Aksi yang dimaksud diberi nama “Tesla Takedown’s Global Day of Action” ini merupakan puncak dari kumpulan demonstrasi yang dimaksud dimulai tak lama setelahnya pelantikan Donald Trump.
Penyelenggara aksi menyerukan tiga hal: jangan membeli Tesla, jual saham Tesla, lalu bergabung dengan aksi mengkritik Tesla Takedown.
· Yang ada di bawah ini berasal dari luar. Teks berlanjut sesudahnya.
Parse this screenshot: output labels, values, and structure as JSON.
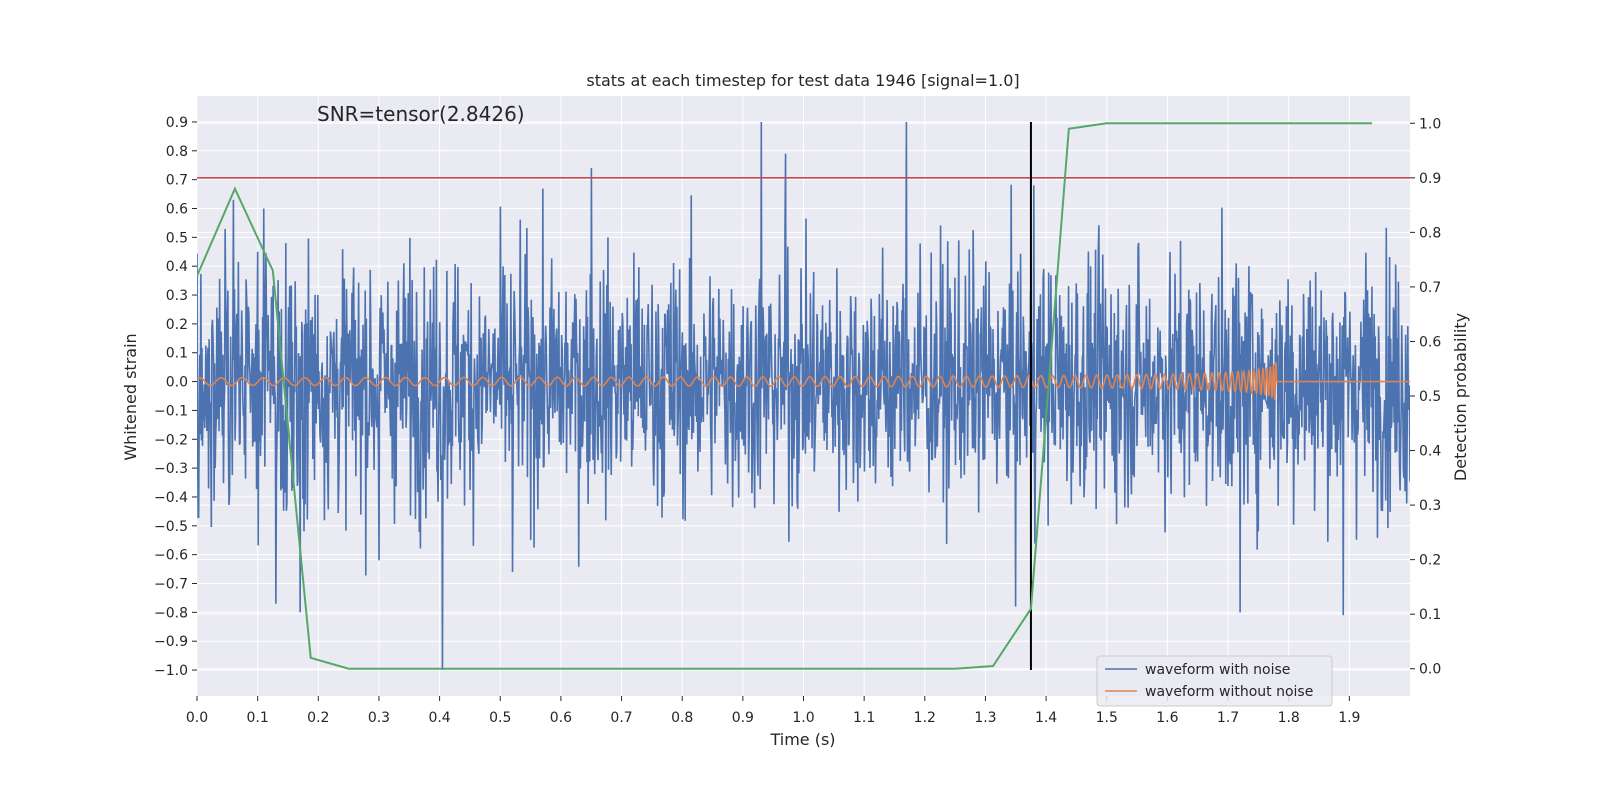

“Menyakiti Tesla mirip dengan menghentikan Musk,” demikian salah satu slogan kelompok tersebut. “Menghentikan Musk akan membantu menyelamatkan nyawa kemudian demokrasi kita.”
Pada hari Sabtu, dengan tambahan dari 200 acara yang tersebut direncanakan di dalam seluruh dunia, mengecam dimulai pada berada dalam hari pada depan showroom-showroom Tesla di dalam Australia serta Selandia Baru, kemudian menyebar ke seluruh Eropa, termasuk dalam negara-negara seperti Finlandia, Norwegia, Denmark, Jerman, Prancis, Belanda, lalu Inggris.
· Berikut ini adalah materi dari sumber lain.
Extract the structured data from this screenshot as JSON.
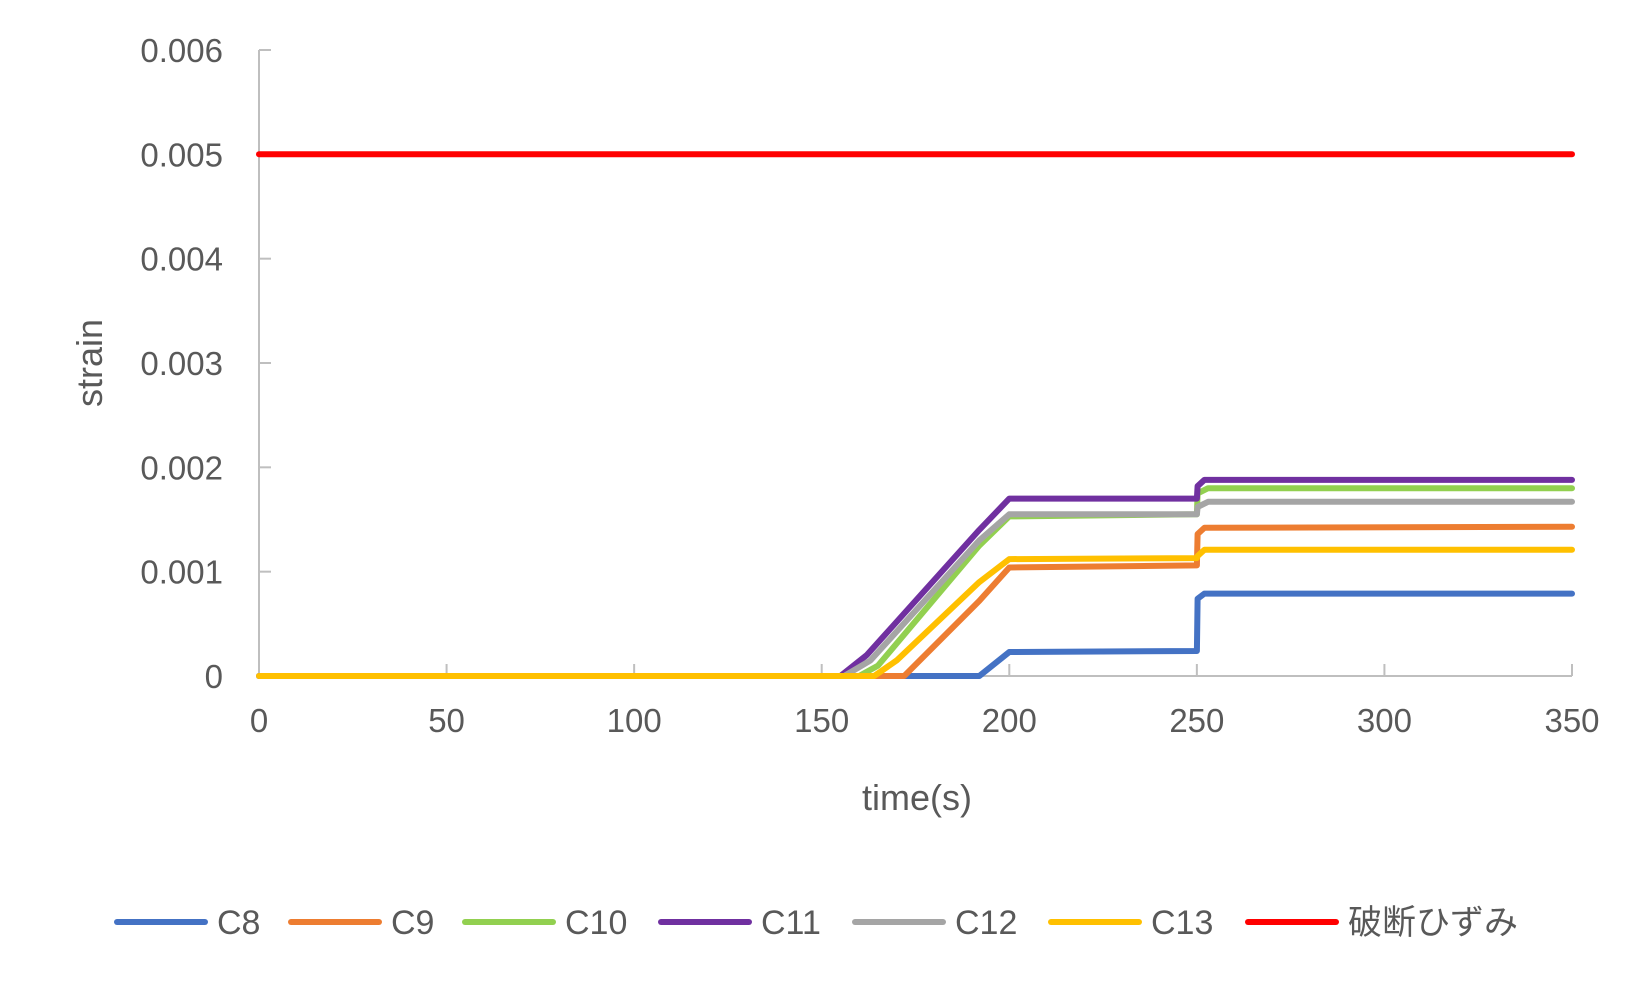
{
  "chart_data": {
    "type": "line",
    "title": "",
    "xlabel": "time(s)",
    "ylabel": "strain",
    "xlim": [
      0,
      350
    ],
    "ylim": [
      0,
      0.006
    ],
    "x_ticks": [
      0,
      50,
      100,
      150,
      200,
      250,
      300,
      350
    ],
    "x_tick_labels": [
      "0",
      "50",
      "100",
      "150",
      "200",
      "250",
      "300",
      "350"
    ],
    "y_ticks": [
      0,
      0.001,
      0.002,
      0.003,
      0.004,
      0.005,
      0.006
    ],
    "y_tick_labels": [
      "0",
      "0.001",
      "0.002",
      "0.003",
      "0.004",
      "0.005",
      "0.006"
    ],
    "grid": false,
    "legend_position": "bottom",
    "series": [
      {
        "name": "C8",
        "color": "#4472C4",
        "points": [
          [
            0,
            0
          ],
          [
            192,
            0
          ],
          [
            200,
            0.00023
          ],
          [
            250,
            0.00024
          ],
          [
            250.2,
            0.00074
          ],
          [
            252,
            0.00079
          ],
          [
            350,
            0.00079
          ]
        ]
      },
      {
        "name": "C9",
        "color": "#ED7D31",
        "points": [
          [
            0,
            0
          ],
          [
            172,
            0
          ],
          [
            192,
            0.00072
          ],
          [
            200,
            0.00104
          ],
          [
            250,
            0.00106
          ],
          [
            250.2,
            0.00136
          ],
          [
            252,
            0.00142
          ],
          [
            350,
            0.00143
          ]
        ]
      },
      {
        "name": "C10",
        "color": "#92D050",
        "points": [
          [
            0,
            0
          ],
          [
            160,
            0
          ],
          [
            165,
            0.0001
          ],
          [
            192,
            0.00125
          ],
          [
            200,
            0.00153
          ],
          [
            250,
            0.00155
          ],
          [
            250.2,
            0.00175
          ],
          [
            253,
            0.0018
          ],
          [
            350,
            0.0018
          ]
        ]
      },
      {
        "name": "C11",
        "color": "#7030A0",
        "points": [
          [
            0,
            0
          ],
          [
            155,
            0
          ],
          [
            162,
            0.0002
          ],
          [
            192,
            0.0014
          ],
          [
            200,
            0.0017
          ],
          [
            250,
            0.0017
          ],
          [
            250.2,
            0.00182
          ],
          [
            252,
            0.00188
          ],
          [
            350,
            0.00188
          ]
        ]
      },
      {
        "name": "C12",
        "color": "#A5A5A5",
        "points": [
          [
            0,
            0
          ],
          [
            156,
            0
          ],
          [
            163,
            0.00015
          ],
          [
            192,
            0.0013
          ],
          [
            200,
            0.00155
          ],
          [
            250,
            0.00155
          ],
          [
            250.2,
            0.00162
          ],
          [
            253,
            0.00167
          ],
          [
            350,
            0.00167
          ]
        ]
      },
      {
        "name": "C13",
        "color": "#FFC000",
        "points": [
          [
            0,
            0
          ],
          [
            164,
            0
          ],
          [
            170,
            0.00015
          ],
          [
            192,
            0.0009
          ],
          [
            200,
            0.00112
          ],
          [
            250,
            0.00113
          ],
          [
            250.2,
            0.00115
          ],
          [
            252,
            0.00121
          ],
          [
            350,
            0.00121
          ]
        ]
      },
      {
        "name": "破断ひずみ",
        "color": "#FF0000",
        "points": [
          [
            0,
            0.005
          ],
          [
            350,
            0.005
          ]
        ]
      }
    ]
  }
}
Setiap aksi unjuk rasa diorganisir secara lokal dengan tema-tema yang disesuaikan dengan wilayah masing-masing.
Di Irlandia, aksi yang dimaksud bertajuk “Smash the Fash”, sedangkan di area Swiss bertajuk “Down with Doge”.
Musk, orang terkaya di area dunia, mengatur apa yang disebut “departemen efisiensi pemerintah” (Doge), yang tersebut ditugaskan untuk memangkas anggaran federal di tempat AS, termasuk dengan menghentikan ribuan pekerja. Tindakan ini memicu gelombang kritik juga protes.
Dampak Ekonomi: Penurunan Kuantitas Saham serta Kekayaan Pribadi Musk

Protes-protes ini tampaknya mulai berdampak pada kinerja keuangan Tesla juga kekayaan pribadi Elon Musk. Sejak Trump menjabat:
1. Angka saham Tesla (TSLA) telah terjadi merosot 45% (per tanggal artikel).
2. Penjualan Tesla mengalami penurunan tajam.
3. Skor jual kembali Tesla bekas tampaknya sudah mencapai titik terendah sepanjang masa.
4. Kekayaan bersih Musk telah terjadi turun 25% sejak ketika itu, sekitar USD100 miliar (sekitar Rp1.568 triliun).
Beberapa pemilik Tesla bahkan dilaporkan telah terjadi berjualan mobil mereka itu setelahnya Musk memberikan pidato pada hari pelantikan yang dimaksud menyerupai dua kali hormat ala Nazi.
Protes yang digunakan Bertambah Pesat

Protes-protes ini terus berprogres setiap minggu, dengan total partisipan yang mana terus bertambah. Penyelenggara Tesla Takedown telah dilakukan dengan hati-hati menjauhkan diri dari vandalisme kekerasan yang juga telah terjadi dilaksanakan terhadap showroom-showroom Tesla.